Joined: Oct 11, 2006 Posts: 608 Location: Fort Worth, Texas Status: Offline
Posted: Mon Jun 06, 2011 11:34 am Post subject: Keylogger scare.
One of my sisters computers she thinks has been compromised by the use of a keylogger. There is no proof of this however and I was wondering if anyone could tell me if there is a way I can find out if there is indeed a keylogger on her computer.
Without going into too much detail, the computer is the one she uses mostly for her banking and social networking, so understandably she is concerned by this potential breech of her security.
The person in question that she suspects of installing such a device has also lifted her OS installation and drivers software, so at the moment a system nuke isn't an option.
Thanks for any advice that is given, it is greatly appreciated.
Hey Nouc, key loggers can be bad news, but generally they have to be installed on a computer via an admin account. They can record everything from passwords to every website and every e-mail you send and receive, not to mention every keystroke and the time they were made. From what I know they are very rarely installed via a website or e-mail and are generally installed via an admin account on the computer. If you can not access some other admin account on the computer your dealing with you can not do much about it, and they may be able to log in via the internet if the computer is connected. I would first look for any other admin/user accounts. Log into any banking accounts from another computer and change passwords first off. Notify your credit card carriers for suspicious activity. _________________
I use 'whats running' to see every program that is currently running on my computer. This will show everything including network activity. Anything that looks odd or suspicious I do a Google search to see what it is and if it's safe. The program is user friendly.
The last time I downloaded it , it was a free program although they appreciate donations of course.
I download mine directly from the source page at whatsrunning.net
The current version is 3.0 and was updated to be compatible with Win 7, etc in April of this year.

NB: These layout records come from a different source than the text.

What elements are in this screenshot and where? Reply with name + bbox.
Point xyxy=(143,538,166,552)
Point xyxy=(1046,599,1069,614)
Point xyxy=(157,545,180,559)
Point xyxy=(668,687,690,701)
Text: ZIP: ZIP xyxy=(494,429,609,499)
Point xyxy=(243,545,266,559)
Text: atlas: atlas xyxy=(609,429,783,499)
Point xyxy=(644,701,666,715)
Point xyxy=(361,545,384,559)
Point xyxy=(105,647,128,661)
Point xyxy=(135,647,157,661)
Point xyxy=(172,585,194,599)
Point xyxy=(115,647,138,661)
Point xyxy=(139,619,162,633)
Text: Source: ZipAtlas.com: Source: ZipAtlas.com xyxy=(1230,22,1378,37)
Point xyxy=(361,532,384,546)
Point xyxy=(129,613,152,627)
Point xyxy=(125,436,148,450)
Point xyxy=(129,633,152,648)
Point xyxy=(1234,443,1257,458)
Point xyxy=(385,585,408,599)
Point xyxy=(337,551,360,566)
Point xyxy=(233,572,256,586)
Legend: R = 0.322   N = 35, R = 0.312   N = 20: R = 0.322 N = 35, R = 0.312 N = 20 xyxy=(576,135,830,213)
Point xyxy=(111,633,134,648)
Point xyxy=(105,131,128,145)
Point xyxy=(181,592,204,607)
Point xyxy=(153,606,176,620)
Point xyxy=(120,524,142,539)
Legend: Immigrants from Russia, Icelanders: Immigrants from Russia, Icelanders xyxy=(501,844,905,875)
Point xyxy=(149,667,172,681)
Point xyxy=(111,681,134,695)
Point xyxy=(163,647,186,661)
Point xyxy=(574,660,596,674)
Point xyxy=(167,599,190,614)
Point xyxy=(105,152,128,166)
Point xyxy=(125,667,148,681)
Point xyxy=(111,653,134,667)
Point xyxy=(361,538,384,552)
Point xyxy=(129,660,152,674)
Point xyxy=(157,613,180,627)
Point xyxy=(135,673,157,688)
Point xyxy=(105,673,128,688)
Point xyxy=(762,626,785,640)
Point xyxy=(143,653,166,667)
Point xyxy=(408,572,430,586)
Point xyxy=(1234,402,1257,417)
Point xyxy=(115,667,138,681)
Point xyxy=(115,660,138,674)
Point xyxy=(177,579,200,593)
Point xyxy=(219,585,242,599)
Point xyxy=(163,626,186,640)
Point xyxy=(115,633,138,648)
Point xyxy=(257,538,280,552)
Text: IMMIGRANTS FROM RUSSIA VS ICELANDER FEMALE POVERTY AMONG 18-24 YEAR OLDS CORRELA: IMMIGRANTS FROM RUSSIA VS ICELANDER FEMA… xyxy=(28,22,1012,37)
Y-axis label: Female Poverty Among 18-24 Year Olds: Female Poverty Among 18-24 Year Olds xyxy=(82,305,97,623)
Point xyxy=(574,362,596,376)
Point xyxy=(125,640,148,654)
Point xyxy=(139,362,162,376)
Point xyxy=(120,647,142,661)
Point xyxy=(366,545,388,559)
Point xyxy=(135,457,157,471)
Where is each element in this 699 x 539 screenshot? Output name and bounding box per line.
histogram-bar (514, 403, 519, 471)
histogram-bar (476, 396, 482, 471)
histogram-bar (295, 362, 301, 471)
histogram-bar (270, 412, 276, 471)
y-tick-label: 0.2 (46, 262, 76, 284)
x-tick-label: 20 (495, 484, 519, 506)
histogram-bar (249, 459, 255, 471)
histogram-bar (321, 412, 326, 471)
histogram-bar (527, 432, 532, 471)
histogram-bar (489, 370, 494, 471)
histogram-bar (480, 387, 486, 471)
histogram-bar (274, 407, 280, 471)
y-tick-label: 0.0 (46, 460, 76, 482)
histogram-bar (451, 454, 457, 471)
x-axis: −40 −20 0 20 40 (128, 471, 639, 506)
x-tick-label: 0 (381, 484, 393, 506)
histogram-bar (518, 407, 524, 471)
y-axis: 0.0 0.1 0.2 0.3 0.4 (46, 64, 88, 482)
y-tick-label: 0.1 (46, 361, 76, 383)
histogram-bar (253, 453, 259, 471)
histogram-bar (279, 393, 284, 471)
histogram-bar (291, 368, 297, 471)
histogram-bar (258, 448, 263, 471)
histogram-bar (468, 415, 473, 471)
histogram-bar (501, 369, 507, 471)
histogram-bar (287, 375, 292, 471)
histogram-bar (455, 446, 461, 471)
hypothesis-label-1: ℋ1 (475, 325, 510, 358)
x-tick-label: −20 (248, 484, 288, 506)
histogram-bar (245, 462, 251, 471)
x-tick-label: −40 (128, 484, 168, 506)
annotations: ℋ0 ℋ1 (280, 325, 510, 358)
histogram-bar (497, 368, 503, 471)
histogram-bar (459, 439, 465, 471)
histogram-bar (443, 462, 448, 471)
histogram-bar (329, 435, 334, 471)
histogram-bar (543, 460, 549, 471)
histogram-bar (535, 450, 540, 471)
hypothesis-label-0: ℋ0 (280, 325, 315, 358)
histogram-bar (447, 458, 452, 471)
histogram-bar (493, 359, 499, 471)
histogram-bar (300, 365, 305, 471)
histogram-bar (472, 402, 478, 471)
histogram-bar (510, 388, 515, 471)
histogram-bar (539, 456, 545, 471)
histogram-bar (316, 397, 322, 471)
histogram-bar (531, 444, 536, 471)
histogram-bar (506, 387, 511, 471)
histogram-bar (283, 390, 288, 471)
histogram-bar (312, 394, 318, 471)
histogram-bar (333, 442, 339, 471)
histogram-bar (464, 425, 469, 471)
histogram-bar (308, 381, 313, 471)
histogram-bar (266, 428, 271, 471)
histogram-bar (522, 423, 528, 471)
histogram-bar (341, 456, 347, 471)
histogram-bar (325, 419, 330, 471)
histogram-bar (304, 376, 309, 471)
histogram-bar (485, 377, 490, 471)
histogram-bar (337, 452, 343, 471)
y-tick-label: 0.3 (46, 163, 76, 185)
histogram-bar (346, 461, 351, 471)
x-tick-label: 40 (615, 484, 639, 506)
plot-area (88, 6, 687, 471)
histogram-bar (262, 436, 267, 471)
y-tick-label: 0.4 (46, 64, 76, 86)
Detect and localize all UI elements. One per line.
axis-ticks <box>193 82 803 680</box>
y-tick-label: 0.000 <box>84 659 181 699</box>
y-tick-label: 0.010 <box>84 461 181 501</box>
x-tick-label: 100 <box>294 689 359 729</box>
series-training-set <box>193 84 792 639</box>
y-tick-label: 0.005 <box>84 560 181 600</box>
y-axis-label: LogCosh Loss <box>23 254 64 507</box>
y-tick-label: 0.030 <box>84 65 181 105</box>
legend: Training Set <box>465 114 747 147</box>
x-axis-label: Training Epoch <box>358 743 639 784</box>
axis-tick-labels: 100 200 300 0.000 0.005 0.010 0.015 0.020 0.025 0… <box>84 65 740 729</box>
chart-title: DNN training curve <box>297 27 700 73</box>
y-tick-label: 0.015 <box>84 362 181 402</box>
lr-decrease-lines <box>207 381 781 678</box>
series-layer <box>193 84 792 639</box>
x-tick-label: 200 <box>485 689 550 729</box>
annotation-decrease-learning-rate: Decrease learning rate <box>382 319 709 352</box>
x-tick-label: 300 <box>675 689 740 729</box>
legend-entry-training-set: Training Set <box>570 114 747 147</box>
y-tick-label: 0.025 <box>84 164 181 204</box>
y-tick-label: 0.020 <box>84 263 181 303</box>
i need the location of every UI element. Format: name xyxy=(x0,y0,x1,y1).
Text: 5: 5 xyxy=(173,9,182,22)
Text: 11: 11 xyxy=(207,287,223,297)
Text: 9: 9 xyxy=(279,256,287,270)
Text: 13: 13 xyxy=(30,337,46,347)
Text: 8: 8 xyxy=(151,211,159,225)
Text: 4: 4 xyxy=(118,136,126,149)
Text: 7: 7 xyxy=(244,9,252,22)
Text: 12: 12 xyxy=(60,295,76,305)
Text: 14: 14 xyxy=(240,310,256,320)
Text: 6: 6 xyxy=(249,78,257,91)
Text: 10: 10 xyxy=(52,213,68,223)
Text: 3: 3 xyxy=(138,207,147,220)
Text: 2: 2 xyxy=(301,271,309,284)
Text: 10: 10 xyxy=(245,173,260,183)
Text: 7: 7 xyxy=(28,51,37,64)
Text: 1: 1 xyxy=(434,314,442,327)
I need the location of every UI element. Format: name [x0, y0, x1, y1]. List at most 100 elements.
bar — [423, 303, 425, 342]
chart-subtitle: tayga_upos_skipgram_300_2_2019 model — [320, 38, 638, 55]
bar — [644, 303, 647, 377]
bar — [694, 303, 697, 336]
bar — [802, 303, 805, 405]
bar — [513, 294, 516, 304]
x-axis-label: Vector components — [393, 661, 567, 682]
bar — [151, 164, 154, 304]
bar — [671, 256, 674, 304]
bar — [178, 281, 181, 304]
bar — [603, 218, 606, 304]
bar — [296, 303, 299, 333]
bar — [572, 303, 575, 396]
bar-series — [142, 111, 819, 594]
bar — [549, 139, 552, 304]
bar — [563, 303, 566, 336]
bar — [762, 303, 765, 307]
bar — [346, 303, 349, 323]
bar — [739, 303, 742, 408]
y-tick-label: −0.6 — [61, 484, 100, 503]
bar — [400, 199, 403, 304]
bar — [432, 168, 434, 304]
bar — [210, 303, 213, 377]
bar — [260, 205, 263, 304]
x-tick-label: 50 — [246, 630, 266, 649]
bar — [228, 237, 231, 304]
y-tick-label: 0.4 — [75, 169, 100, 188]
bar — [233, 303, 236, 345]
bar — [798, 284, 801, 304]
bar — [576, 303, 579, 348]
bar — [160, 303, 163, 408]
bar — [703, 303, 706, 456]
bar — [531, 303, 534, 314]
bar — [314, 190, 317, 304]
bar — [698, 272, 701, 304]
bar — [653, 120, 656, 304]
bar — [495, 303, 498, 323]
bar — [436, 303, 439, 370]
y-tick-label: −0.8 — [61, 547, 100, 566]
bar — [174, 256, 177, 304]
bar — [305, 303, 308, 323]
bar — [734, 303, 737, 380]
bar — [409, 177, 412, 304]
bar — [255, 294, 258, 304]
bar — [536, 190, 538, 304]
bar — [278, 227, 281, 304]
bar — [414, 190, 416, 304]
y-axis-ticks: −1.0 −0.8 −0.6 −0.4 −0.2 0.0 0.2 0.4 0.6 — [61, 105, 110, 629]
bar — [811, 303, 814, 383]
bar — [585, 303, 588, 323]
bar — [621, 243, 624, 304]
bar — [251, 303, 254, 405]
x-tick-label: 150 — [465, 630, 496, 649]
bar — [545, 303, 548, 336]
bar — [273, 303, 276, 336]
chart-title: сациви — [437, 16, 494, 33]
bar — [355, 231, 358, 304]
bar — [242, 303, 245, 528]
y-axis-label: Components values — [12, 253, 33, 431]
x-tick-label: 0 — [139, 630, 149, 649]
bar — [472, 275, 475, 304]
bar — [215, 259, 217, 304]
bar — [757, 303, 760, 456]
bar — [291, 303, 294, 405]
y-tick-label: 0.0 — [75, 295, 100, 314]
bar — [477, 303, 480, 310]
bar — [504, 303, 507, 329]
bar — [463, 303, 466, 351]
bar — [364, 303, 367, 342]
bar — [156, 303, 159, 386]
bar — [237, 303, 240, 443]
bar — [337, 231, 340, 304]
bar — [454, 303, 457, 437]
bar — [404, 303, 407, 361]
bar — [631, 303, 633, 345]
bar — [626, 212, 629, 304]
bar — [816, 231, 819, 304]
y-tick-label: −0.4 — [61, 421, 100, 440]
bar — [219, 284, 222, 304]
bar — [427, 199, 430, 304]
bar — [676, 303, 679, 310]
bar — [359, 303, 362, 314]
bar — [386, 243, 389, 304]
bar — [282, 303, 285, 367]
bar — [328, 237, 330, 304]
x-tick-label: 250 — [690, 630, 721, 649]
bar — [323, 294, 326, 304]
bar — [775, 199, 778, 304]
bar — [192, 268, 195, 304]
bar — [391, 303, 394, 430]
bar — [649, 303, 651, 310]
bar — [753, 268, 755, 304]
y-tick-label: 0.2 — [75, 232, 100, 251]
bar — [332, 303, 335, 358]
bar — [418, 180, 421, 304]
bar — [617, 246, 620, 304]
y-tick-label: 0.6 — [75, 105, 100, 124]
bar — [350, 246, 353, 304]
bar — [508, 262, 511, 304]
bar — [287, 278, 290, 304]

In addition to the above, I also use AVG antivirus free edition 2011 which found a bunch of stuff on my computer and fixed it for free. It also checks for malware and adware in addition to the keyloggers, viruses , etc
Also try the trial of their PC tuneup which did a pretty good job of taking some of the kinks out of my registry and defragged my memory.
Joined: May 02, 2007 Posts: 25 Location: Palm Bay, Florida Status: Offline
Posted: Sat Jun 11, 2011 8:10 am Post subject: Keylogger
As somebody who helps people with this often- here are a few suggestions.
1. She should (obviously) stop using banking/social networks until she's certain her machine is safe.
2. If she absolutely must log in somewhere, tell her to go to Accessibility in Windows and use the on-screen keyboard. It's something most malware makers didn't think of when they created keylogging.
3. Keyloggers are (un)fortunately more common than you think. This is both a good and bad thing. It's bad because- well- who wants to deal with identity theft? It's good because-- the good guys are getting better and better at detecting and stopping it.
4. http://www.malwarebytes.orgGo here and download this. You don't need the paid version, but if they save her butt-- consider it. Start with a "Quick Scan" If it finds a lot of stuff- you might want to do the full scan, but pack a tent and sleeping bag.
5. http://www.comodo.comGo here and download THIS, too. Get "Internet Security." It's free and awesome. What I like about this antivirus software is that it uses technology called "sandboxing." In essence, It creates a fake windows registry that unrecognized programs install to.... If one of them turns out to be evil . . *SCOOP* It's out of the computer in heartbeat. It's going to clue you in to all the hidden stuff running- trying to connect to the web.
6. Once she's certain her computer is clean- she needs to change her passwords. I suggest using an addon for Firefox/Chrome called "Lastpass." She should create one complex password like "1reallyl0veMyP@ssword5" See how it looks like a sentence? I've substituted a few numbers for letters-- nothing in that password could be found in a dictionary, but with a bit of practice- it's easier to remember than 5ad32^1ejg35 ... and just as safe. Basically- keep a secure, big password in Lastpass-- and let IT create/manage her passwords for other sites. There's an extra advantage here, too: It fills in password forms FOR YOU-- So-- if infected with a keylogger-- you technically didn't press any keys. (Save, of course, for your lastpass master password- which can be entered with their on-screen keyboard through their web site). Seriously, she needs a different password for each site.... If I got a username and password . . if I were a bad guy- the next thing I'd do is just start guessing sites to type that into. Hmmm. Did it work on Bank of America? How about Wachovia? Maybe Gmail? On and on-- because I know most people use the same username and password for each site they go to.... I'd hit the most popular sites and go from there. . . PLUS ... If they can get into her email- they can see where she does business-- because companies email you promotions and crap ALL the time.
7. Call a good-looking computer tech if you have questions and/or need help. I happen to be one of those. AND ... You're BBA, so- don't hesitate to ask for anything. I'll always help my BBA brothers for free.